We ran these exams throughout knowledge saved each within the Apache Parquet knowledge format, along with Apache Iceberg tables with knowledge in Apache Parquet recordsdata. As a result of we targeted these exams on out-of-the-box efficiency, none of those knowledge units had any desk statistics obtainable. We carried out these exams utilizing the desired Amazon Redshift patch variations within the following desk, and used Amazon Redshift Serverless with 88 RPU with none further tuning. The next outcomes characterize a energy run, which is the sum of how lengthy it took to run all of the exams, from a heat run, that are the outcomes of the facility run after no less than one execution of the workload:
P180 (12/2023) | P190 (5/2025) | |
Apache Parquet (solely numrows) | 7,796 | 3,553 |
Apache Iceberg (out-of-the-box, no tuning) | 4,411 | 1,937 |
We noticed notable enhancements in a number of question run instances. For this put up, we give attention to the enhancements we noticed in question 82:
On this question, we’re looking for the highest 100 promoting manufacturers from a particular supervisor in December 2002, which represents a sometimes dashboard-style analytical question. In our energy run, we noticed a discount in question time from 512 seconds to 18.1 seconds for Apache Parquet knowledge, or a 28.2x enchancment in efficiency.
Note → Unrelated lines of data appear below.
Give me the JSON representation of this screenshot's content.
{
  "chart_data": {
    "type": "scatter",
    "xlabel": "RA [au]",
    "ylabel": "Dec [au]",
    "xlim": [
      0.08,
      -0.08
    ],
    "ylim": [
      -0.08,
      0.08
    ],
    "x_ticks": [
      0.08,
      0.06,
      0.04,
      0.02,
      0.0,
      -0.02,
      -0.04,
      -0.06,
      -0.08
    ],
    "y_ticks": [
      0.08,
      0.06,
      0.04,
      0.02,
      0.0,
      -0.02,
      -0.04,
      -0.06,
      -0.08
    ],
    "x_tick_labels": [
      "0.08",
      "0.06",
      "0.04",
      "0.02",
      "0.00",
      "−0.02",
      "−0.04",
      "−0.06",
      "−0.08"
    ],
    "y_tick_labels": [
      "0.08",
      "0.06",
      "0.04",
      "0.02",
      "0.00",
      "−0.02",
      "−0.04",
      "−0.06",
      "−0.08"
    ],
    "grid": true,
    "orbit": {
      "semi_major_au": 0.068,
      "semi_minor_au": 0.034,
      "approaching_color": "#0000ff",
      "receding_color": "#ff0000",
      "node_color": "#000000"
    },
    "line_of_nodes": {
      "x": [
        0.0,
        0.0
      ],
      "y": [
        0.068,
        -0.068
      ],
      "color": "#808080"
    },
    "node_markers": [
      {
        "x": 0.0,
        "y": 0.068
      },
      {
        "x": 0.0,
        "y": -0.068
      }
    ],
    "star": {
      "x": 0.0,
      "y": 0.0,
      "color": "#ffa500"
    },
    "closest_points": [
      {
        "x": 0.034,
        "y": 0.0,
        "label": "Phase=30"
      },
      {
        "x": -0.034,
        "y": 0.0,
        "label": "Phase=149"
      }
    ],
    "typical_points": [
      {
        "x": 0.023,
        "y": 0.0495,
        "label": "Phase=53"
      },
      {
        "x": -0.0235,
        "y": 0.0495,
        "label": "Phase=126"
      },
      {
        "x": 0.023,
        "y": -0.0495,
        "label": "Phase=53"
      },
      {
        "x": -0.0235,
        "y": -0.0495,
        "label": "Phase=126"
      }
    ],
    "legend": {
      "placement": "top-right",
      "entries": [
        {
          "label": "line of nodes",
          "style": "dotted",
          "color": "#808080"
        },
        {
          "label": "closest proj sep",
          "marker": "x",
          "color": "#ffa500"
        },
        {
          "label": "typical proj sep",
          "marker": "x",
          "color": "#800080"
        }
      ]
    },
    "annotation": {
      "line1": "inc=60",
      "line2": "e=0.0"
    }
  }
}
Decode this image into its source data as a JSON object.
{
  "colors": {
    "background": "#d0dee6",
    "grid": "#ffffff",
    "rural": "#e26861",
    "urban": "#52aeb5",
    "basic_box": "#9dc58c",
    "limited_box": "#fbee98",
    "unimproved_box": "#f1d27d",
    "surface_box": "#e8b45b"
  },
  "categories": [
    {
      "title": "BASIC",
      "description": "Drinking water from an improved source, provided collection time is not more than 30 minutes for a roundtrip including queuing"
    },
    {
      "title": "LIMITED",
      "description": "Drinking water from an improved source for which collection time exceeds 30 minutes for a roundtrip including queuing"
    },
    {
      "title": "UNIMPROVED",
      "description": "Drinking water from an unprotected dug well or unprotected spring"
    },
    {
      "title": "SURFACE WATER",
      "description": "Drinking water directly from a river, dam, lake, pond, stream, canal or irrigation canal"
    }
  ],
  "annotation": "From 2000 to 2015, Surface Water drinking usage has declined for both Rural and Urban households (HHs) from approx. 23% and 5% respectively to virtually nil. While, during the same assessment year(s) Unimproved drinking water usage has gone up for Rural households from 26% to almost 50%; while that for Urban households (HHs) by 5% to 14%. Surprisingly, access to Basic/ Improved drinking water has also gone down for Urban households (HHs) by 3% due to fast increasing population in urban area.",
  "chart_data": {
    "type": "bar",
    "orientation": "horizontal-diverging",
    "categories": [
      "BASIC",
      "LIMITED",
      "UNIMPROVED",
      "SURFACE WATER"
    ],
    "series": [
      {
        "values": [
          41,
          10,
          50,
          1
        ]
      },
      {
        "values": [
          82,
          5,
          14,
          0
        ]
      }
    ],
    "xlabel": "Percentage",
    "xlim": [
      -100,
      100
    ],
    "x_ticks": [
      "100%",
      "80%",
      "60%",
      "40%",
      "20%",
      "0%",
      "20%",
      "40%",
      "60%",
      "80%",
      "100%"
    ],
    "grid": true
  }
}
The accelerated question efficiency for this question in a heat run is as a result of enhancements to the cost-based optimizer and dynamic partition elimination.
We noticed question efficiency enhancements throughout most of the queries discovered within the Cloud Information Warehouse Benchmark derived from the TPC-DS take a look at suite. We encourage you to strive your individual efficiency exams utilizing Amazon Redshift Serverless in your knowledge lake knowledge to see what efficiency good points you may observe.
Cleanup
In the event you ran these exams by yourself and don’t want the sources anymore, you’ll have to delete your Amazon Redshift Serverless workgroup. See Shutting down and deleting a cluster. In the event you don’t have to retailer the Cloud Information Warehouse Benchmark knowledge in your S3 bucket anymore, see Deleting Amazon S3 objects.
Conclusion
On this put up, you discovered how cost-based optimizers for databases work, and the way statistical details about your knowledge may help Amazon Redshift execute queries extra effectively. You may optimize question efficiency for Iceberg tables by robotically gathering Puffin statistics, which lets Amazon Redshift use these current improvements to extra effectively question your knowledge. Giving extra data to your question planner—the mind of Amazon Redshift—helps to supply extra predictable efficiency and lets you additional scale the way you work together together with your knowledge in your knowledge lakes and knowledge lakehouses.
In regards to the authors
Martin Milenkoski is a Software program Improvement Engineer on the Amazon Redshift staff, at present specializing in knowledge lake efficiency and question optimization. Martin holds an MSc in Pc Science from the École Polytechnique Fédérale de Lausanne.
Kalaiselvi Kamaraj is a Sr. Software program Improvement Engineer on the Amazon Redshift staff. She has labored on a number of tasks inside the Amazon Redshift Question processing staff and at present specializing in efficiency associated tasks for Amazon Redshift DataLake and question optimizer.
Jonathan Katz is a Principal Product Supervisor – Technical on the AWS Analytics staff and is predicated in New York. He’s a Core Staff member of the open-source PostgreSQL undertaking and an energetic open-source contributor, together with to the pgvector undertaking.